Relationship to other operations

DROP

  • After using the DROP operation to directly drop the database or table, you can recover the database or table (within a limited time) through the RECOVER command, but the temporary partition will not be recovered.
  • After the formal partition is dropped using the ALTER command, the partition can be recovered by the RECOVER command (within a limited time). Operating a formal partition is not related to a temporary partition.
  • After the temporary partition is dropped using the ALTER command, the temporary partition cannot be recovered through the RECOVER command.

TRUNCATE

  • Use the TRUNCATE command to empty the table. The temporary partition of the table will be deleted and cannot be recovered.
  • When using TRUNCATE command to empty the formal partition, it will not affect the temporary partition.
  • You cannot use the TRUNCATE command to empty the temporary partition.

ALTER

  • When the table has a temporary partition, you cannot use the ALTER command to perform Schema Change, Rollup, etc. on the table.
  • You cannot add temporary partitions to a table while the table is undergoing a alter operation.

Best Practices

  1. Atomic overwrite

    In some cases, the user wants to be able to rewrite the data of a certain partition, but if it is dropped first and then loaded, there will be a period of time when the data cannot be seen. This is, the user can first create a corresponding temporary partition, load new data into the temporary partition, and then replace the original partition atomically through the REPLACE operation to achieve the purpose.
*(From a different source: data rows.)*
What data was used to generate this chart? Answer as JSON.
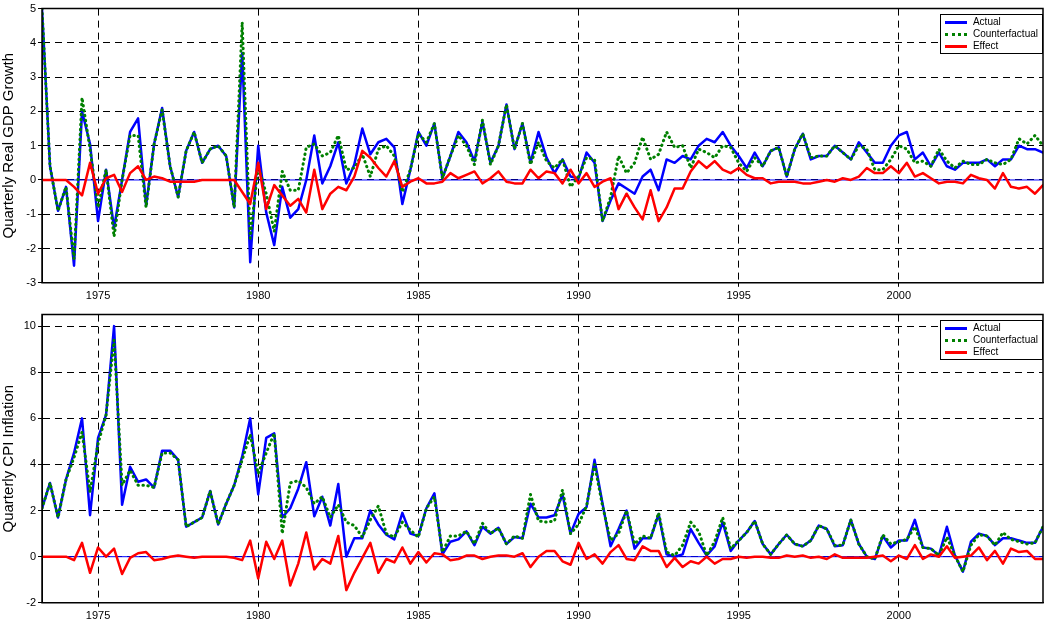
{
  "chart_data": [
    {
      "type": "line",
      "ylabel": "Quarterly Real GDP Growth",
      "xlim": [
        1973.25,
        2004.5
      ],
      "xticks": [
        1975,
        1980,
        1985,
        1990,
        1995,
        2000
      ],
      "ylim": [
        -3,
        5
      ],
      "yticks": [
        -3,
        -2,
        -1,
        0,
        1,
        2,
        3,
        4,
        5
      ],
      "grid": true,
      "legend": "top right",
      "ref_lines": [
        {
          "axis": "y",
          "value": 0,
          "color": "#0000ff"
        }
      ],
      "x": [
        1973.25,
        1973.5,
        1973.75,
        1974,
        1974.25,
        1974.5,
        1974.75,
        1975,
        1975.25,
        1975.5,
        1975.75,
        1976,
        1976.25,
        1976.5,
        1976.75,
        1977,
        1977.25,
        1977.5,
        1977.75,
        1978,
        1978.25,
        1978.5,
        1978.75,
        1979,
        1979.25,
        1979.5,
        1979.75,
        1980,
        1980.25,
        1980.5,
        1980.75,
        1981,
        1981.25,
        1981.5,
        1981.75,
        1982,
        1982.25,
        1982.5,
        1982.75,
        1983,
        1983.25,
        1983.5,
        1983.75,
        1984,
        1984.25,
        1984.5,
        1984.75,
        1985,
        1985.25,
        1985.5,
        1985.75,
        1986,
        1986.25,
        1986.5,
        1986.75,
        1987,
        1987.25,
        1987.5,
        1987.75,
        1988,
        1988.25,
        1988.5,
        1988.75,
        1989,
        1989.25,
        1989.5,
        1989.75,
        1990,
        1990.25,
        1990.5,
        1990.75,
        1991,
        1991.25,
        1991.5,
        1991.75,
        1992,
        1992.25,
        1992.5,
        1992.75,
        1993,
        1993.25,
        1993.5,
        1993.75,
        1994,
        1994.25,
        1994.5,
        1994.75,
        1995,
        1995.25,
        1995.5,
        1995.75,
        1996,
        1996.25,
        1996.5,
        1996.75,
        1997,
        1997.25,
        1997.5,
        1997.75,
        1998,
        1998.25,
        1998.5,
        1998.75,
        1999,
        1999.25,
        1999.5,
        1999.75,
        2000,
        2000.25,
        2000.5,
        2000.75,
        2001,
        2001.25,
        2001.5,
        2001.75,
        2002,
        2002.25,
        2002.5,
        2002.75,
        2003,
        2003.25,
        2003.5,
        2003.75,
        2004,
        2004.25,
        2004.5
      ],
      "series": [
        {
          "name": "Actual",
          "color": "#0000ff",
          "values": [
            5.0,
            0.4,
            -0.9,
            -0.2,
            -2.5,
            2.0,
            1.05,
            -1.2,
            0.3,
            -1.4,
            0.0,
            1.4,
            1.8,
            -0.75,
            1.05,
            2.1,
            0.4,
            -0.5,
            0.85,
            1.4,
            0.5,
            0.9,
            1.0,
            0.7,
            -0.8,
            3.7,
            -2.4,
            1.0,
            -0.95,
            -1.9,
            -0.2,
            -1.1,
            -0.85,
            0.0,
            1.3,
            -0.1,
            0.4,
            1.1,
            -0.1,
            0.45,
            1.5,
            0.75,
            1.1,
            1.2,
            0.95,
            -0.7,
            0.3,
            1.4,
            1.0,
            1.65,
            0.05,
            0.7,
            1.4,
            1.1,
            0.55,
            1.7,
            0.5,
            1.0,
            2.2,
            0.9,
            1.65,
            0.5,
            1.4,
            0.65,
            0.2,
            0.6,
            0.1,
            0.05,
            0.8,
            0.5,
            -1.2,
            -0.6,
            -0.1,
            -0.25,
            -0.4,
            0.1,
            0.3,
            -0.3,
            0.6,
            0.5,
            0.7,
            0.6,
            1.0,
            1.2,
            1.1,
            1.4,
            1.0,
            0.7,
            0.35,
            0.8,
            0.4,
            0.85,
            0.95,
            0.1,
            0.9,
            1.35,
            0.6,
            0.7,
            0.7,
            1.0,
            0.8,
            0.6,
            1.1,
            0.8,
            0.5,
            0.5,
            1.0,
            1.3,
            1.4,
            0.6,
            0.8,
            0.4,
            0.8,
            0.4,
            0.3,
            0.5,
            0.5,
            0.5,
            0.6,
            0.4,
            0.6,
            0.6,
            1.0,
            0.9,
            0.9,
            0.8
          ]
        },
        {
          "name": "Counterfactual",
          "color": "#008000",
          "line_style": "dotted",
          "values": [
            5.0,
            0.4,
            -0.9,
            -0.2,
            -2.3,
            2.4,
            0.9,
            -0.8,
            0.3,
            -1.65,
            0.0,
            1.3,
            1.3,
            -0.8,
            1.05,
            2.05,
            0.4,
            -0.5,
            0.85,
            1.4,
            0.5,
            0.9,
            1.0,
            0.7,
            -0.8,
            4.6,
            -1.7,
            0.4,
            -0.4,
            -1.5,
            0.25,
            -0.3,
            -0.3,
            0.95,
            1.05,
            0.7,
            0.8,
            1.3,
            0.3,
            0.35,
            0.75,
            0.1,
            0.9,
            1.0,
            0.7,
            -0.35,
            0.3,
            1.35,
            1.1,
            1.65,
            0.05,
            0.7,
            1.3,
            1.0,
            0.45,
            1.75,
            0.45,
            1.0,
            2.2,
            0.9,
            1.65,
            0.45,
            1.1,
            0.55,
            0.35,
            0.6,
            -0.2,
            0.1,
            0.65,
            0.6,
            -1.2,
            -0.5,
            0.7,
            0.2,
            0.5,
            1.25,
            0.6,
            0.75,
            1.4,
            0.95,
            1.0,
            0.35,
            0.9,
            0.8,
            0.65,
            1.0,
            0.95,
            0.5,
            0.25,
            0.65,
            0.4,
            0.85,
            0.95,
            0.1,
            0.9,
            1.35,
            0.65,
            0.7,
            0.7,
            1.0,
            0.8,
            0.6,
            1.0,
            0.9,
            0.3,
            0.3,
            0.6,
            1.0,
            0.9,
            0.5,
            0.55,
            0.4,
            0.9,
            0.55,
            0.35,
            0.55,
            0.45,
            0.45,
            0.6,
            0.5,
            0.45,
            0.6,
            1.2,
            1.05,
            1.3,
            1.0
          ]
        },
        {
          "name": "Effect",
          "color": "#ff0000",
          "values": [
            0,
            0,
            0,
            0,
            -0.2,
            -0.45,
            0.5,
            -0.4,
            0.05,
            0.15,
            -0.35,
            0.2,
            0.4,
            0.0,
            0.1,
            0.05,
            -0.05,
            -0.05,
            -0.05,
            -0.05,
            0.0,
            0.0,
            0.0,
            0.0,
            0.0,
            -0.35,
            -0.7,
            0.5,
            -0.85,
            -0.15,
            -0.45,
            -0.75,
            -0.55,
            -0.95,
            0.3,
            -0.85,
            -0.4,
            -0.2,
            -0.3,
            0.1,
            0.85,
            0.65,
            0.35,
            0.1,
            0.55,
            -0.2,
            -0.05,
            0.05,
            -0.1,
            -0.1,
            -0.05,
            0.2,
            0.05,
            0.15,
            0.25,
            -0.1,
            0.05,
            0.25,
            -0.05,
            -0.1,
            -0.1,
            0.3,
            0.05,
            0.25,
            0.2,
            -0.1,
            0.3,
            -0.1,
            0.2,
            -0.2,
            -0.05,
            0.05,
            -0.85,
            -0.4,
            -0.8,
            -1.15,
            -0.3,
            -1.2,
            -0.8,
            -0.25,
            -0.25,
            0.25,
            0.55,
            0.35,
            0.55,
            0.3,
            0.2,
            0.35,
            0.15,
            0.05,
            0.05,
            -0.1,
            -0.05,
            -0.05,
            -0.05,
            -0.1,
            -0.1,
            -0.05,
            0.0,
            -0.05,
            0.05,
            0.0,
            0.1,
            0.35,
            0.2,
            0.2,
            0.4,
            0.2,
            0.5,
            0.1,
            0.2,
            0.05,
            -0.1,
            -0.05,
            -0.05,
            -0.1,
            0.15,
            0.05,
            0.0,
            -0.25,
            0.2,
            -0.2,
            -0.25,
            -0.2,
            -0.4,
            -0.15
          ]
        }
      ]
    },
    {
      "type": "line",
      "ylabel": "Quarterly CPI Inflation",
      "xlim": [
        1973.25,
        2004.5
      ],
      "xticks": [
        1975,
        1980,
        1985,
        1990,
        1995,
        2000
      ],
      "ylim": [
        -2,
        10.5
      ],
      "yticks": [
        -2,
        0,
        2,
        4,
        6,
        8,
        10
      ],
      "grid": true,
      "legend": "top right",
      "ref_lines": [
        {
          "axis": "y",
          "value": 0,
          "color": "#0000ff"
        }
      ],
      "x": [
        1973.25,
        1973.5,
        1973.75,
        1974,
        1974.25,
        1974.5,
        1974.75,
        1975,
        1975.25,
        1975.5,
        1975.75,
        1976,
        1976.25,
        1976.5,
        1976.75,
        1977,
        1977.25,
        1977.5,
        1977.75,
        1978,
        1978.25,
        1978.5,
        1978.75,
        1979,
        1979.25,
        1979.5,
        1979.75,
        1980,
        1980.25,
        1980.5,
        1980.75,
        1981,
        1981.25,
        1981.5,
        1981.75,
        1982,
        1982.25,
        1982.5,
        1982.75,
        1983,
        1983.25,
        1983.5,
        1983.75,
        1984,
        1984.25,
        1984.5,
        1984.75,
        1985,
        1985.25,
        1985.5,
        1985.75,
        1986,
        1986.25,
        1986.5,
        1986.75,
        1987,
        1987.25,
        1987.5,
        1987.75,
        1988,
        1988.25,
        1988.5,
        1988.75,
        1989,
        1989.25,
        1989.5,
        1989.75,
        1990,
        1990.25,
        1990.5,
        1990.75,
        1991,
        1991.25,
        1991.5,
        1991.75,
        1992,
        1992.25,
        1992.5,
        1992.75,
        1993,
        1993.25,
        1993.5,
        1993.75,
        1994,
        1994.25,
        1994.5,
        1994.75,
        1995,
        1995.25,
        1995.5,
        1995.75,
        1996,
        1996.25,
        1996.5,
        1996.75,
        1997,
        1997.25,
        1997.5,
        1997.75,
        1998,
        1998.25,
        1998.5,
        1998.75,
        1999,
        1999.25,
        1999.5,
        1999.75,
        2000,
        2000.25,
        2000.5,
        2000.75,
        2001,
        2001.25,
        2001.5,
        2001.75,
        2002,
        2002.25,
        2002.5,
        2002.75,
        2003,
        2003.25,
        2003.5,
        2003.75,
        2004,
        2004.25,
        2004.5
      ],
      "series": [
        {
          "name": "Actual",
          "color": "#0000ff",
          "values": [
            2.1,
            3.2,
            1.7,
            3.35,
            4.5,
            6.0,
            1.8,
            5.15,
            6.15,
            10.0,
            2.25,
            3.9,
            3.25,
            3.35,
            3.0,
            4.6,
            4.6,
            4.2,
            1.3,
            1.5,
            1.7,
            2.85,
            1.4,
            2.3,
            3.1,
            4.35,
            6.0,
            2.7,
            5.15,
            5.35,
            1.7,
            2.1,
            2.95,
            4.1,
            1.75,
            2.6,
            1.35,
            3.15,
            0.0,
            0.8,
            0.8,
            2.0,
            1.4,
            0.95,
            0.75,
            1.9,
            1.0,
            0.9,
            2.1,
            2.75,
            0.1,
            0.65,
            0.75,
            1.1,
            0.5,
            1.3,
            1.0,
            1.25,
            0.55,
            0.85,
            0.8,
            2.3,
            1.7,
            1.7,
            1.8,
            2.7,
            1.0,
            1.85,
            2.15,
            4.2,
            2.3,
            0.45,
            1.2,
            2.0,
            0.35,
            0.8,
            0.8,
            1.85,
            0.1,
            0.0,
            0.1,
            1.2,
            0.6,
            0.05,
            0.45,
            1.5,
            0.25,
            0.7,
            1.05,
            1.55,
            0.55,
            0.1,
            0.55,
            0.95,
            0.55,
            0.45,
            0.7,
            1.35,
            1.2,
            0.45,
            0.5,
            1.6,
            0.55,
            0.0,
            -0.1,
            0.9,
            0.4,
            0.7,
            0.7,
            1.6,
            0.4,
            0.35,
            0.05,
            1.3,
            0.05,
            -0.65,
            0.65,
            1.0,
            0.9,
            0.5,
            0.8,
            0.8,
            0.7,
            0.6,
            0.6,
            1.3
          ]
        },
        {
          "name": "Counterfactual",
          "color": "#008000",
          "line_style": "dotted",
          "values": [
            2.1,
            3.2,
            1.7,
            3.35,
            4.3,
            5.4,
            2.8,
            4.9,
            6.15,
            9.4,
            3.1,
            3.75,
            3.1,
            3.1,
            3.0,
            4.5,
            4.5,
            4.2,
            1.3,
            1.5,
            1.7,
            2.85,
            1.4,
            2.3,
            3.1,
            4.2,
            5.3,
            3.6,
            4.5,
            5.35,
            1.0,
            3.2,
            3.3,
            3.0,
            2.3,
            2.6,
            1.7,
            2.25,
            1.5,
            1.35,
            0.85,
            1.6,
            2.2,
            1.0,
            0.85,
            1.5,
            1.15,
            0.85,
            2.1,
            2.6,
            0.2,
            0.9,
            0.9,
            1.1,
            0.55,
            1.45,
            1.0,
            1.25,
            0.55,
            0.9,
            0.8,
            2.7,
            1.55,
            1.5,
            1.55,
            2.9,
            1.0,
            1.4,
            2.2,
            4.0,
            2.2,
            0.7,
            1.0,
            2.0,
            0.55,
            0.9,
            0.8,
            1.9,
            0.2,
            0.05,
            0.5,
            1.5,
            1.1,
            0.05,
            0.65,
            1.7,
            0.35,
            0.7,
            1.05,
            1.55,
            0.55,
            0.1,
            0.55,
            0.95,
            0.55,
            0.45,
            0.7,
            1.35,
            1.2,
            0.5,
            0.5,
            1.6,
            0.55,
            0.0,
            -0.1,
            0.95,
            0.55,
            0.65,
            0.75,
            1.3,
            0.4,
            0.35,
            0.05,
            0.85,
            0.05,
            -0.65,
            0.5,
            0.95,
            0.9,
            0.5,
            1.05,
            0.75,
            0.65,
            0.55,
            0.6,
            1.3
          ]
        },
        {
          "name": "Effect",
          "color": "#ff0000",
          "values": [
            0,
            0,
            0,
            0,
            -0.15,
            0.6,
            -0.7,
            0.4,
            0.0,
            0.35,
            -0.75,
            -0.05,
            0.15,
            0.2,
            -0.15,
            -0.1,
            0.0,
            0.05,
            0.0,
            -0.05,
            0.0,
            0.0,
            0.0,
            0.0,
            -0.05,
            -0.15,
            0.7,
            -0.95,
            0.65,
            -0.1,
            0.7,
            -1.25,
            -0.3,
            1.05,
            -0.55,
            -0.1,
            -0.3,
            0.9,
            -1.45,
            -0.7,
            -0.05,
            0.6,
            -0.7,
            -0.1,
            -0.25,
            0.4,
            -0.3,
            0.2,
            -0.25,
            0.15,
            0.1,
            -0.15,
            -0.1,
            0.05,
            0.05,
            -0.1,
            0.0,
            0.05,
            0.05,
            0.0,
            0.15,
            -0.45,
            0.0,
            0.25,
            0.25,
            -0.2,
            -0.35,
            0.6,
            -0.1,
            0.1,
            -0.3,
            0.2,
            0.5,
            -0.1,
            -0.15,
            0.45,
            0.25,
            0.25,
            -0.45,
            -0.05,
            -0.45,
            -0.2,
            -0.3,
            0.0,
            -0.3,
            -0.1,
            -0.1,
            0.0,
            -0.05,
            0.0,
            0.0,
            -0.05,
            -0.05,
            0.05,
            0.0,
            0.05,
            -0.05,
            0.0,
            -0.1,
            0.1,
            -0.05,
            -0.05,
            -0.05,
            -0.05,
            0.0,
            0.05,
            -0.2,
            0.05,
            -0.1,
            0.5,
            -0.1,
            0.1,
            0.0,
            0.45,
            -0.05,
            0.0,
            0.05,
            0.4,
            -0.15,
            0.25,
            -0.3,
            0.35,
            0.2,
            0.25,
            -0.1,
            -0.1
          ]
        }
      ]
    }
  ]
}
  2. Modify the number of buckets

    In some cases, the user used an inappropriate number of buckets when creating a partition. The user can first create a temporary partition corresponding to the partition range and specify a new number of buckets. Then use the INSERT INTO command to load the data of the formal partition into the temporary partition. Through the replacement operation, the original partition is replaced atomically to achieve the purpose.

  3. Merge or split partitions

    In some cases, users want to modify the range of partitions, such as merging two partitions, or splitting a large partition into multiple smaller partitions. Then the user can first create temporary partitions corresponding to the merged or divided range, and then load the data of the formal partition into the temporary partition through the INSERT INTO command. Through the replacement operation, the original partition is replaced atomically to achieve the purpose.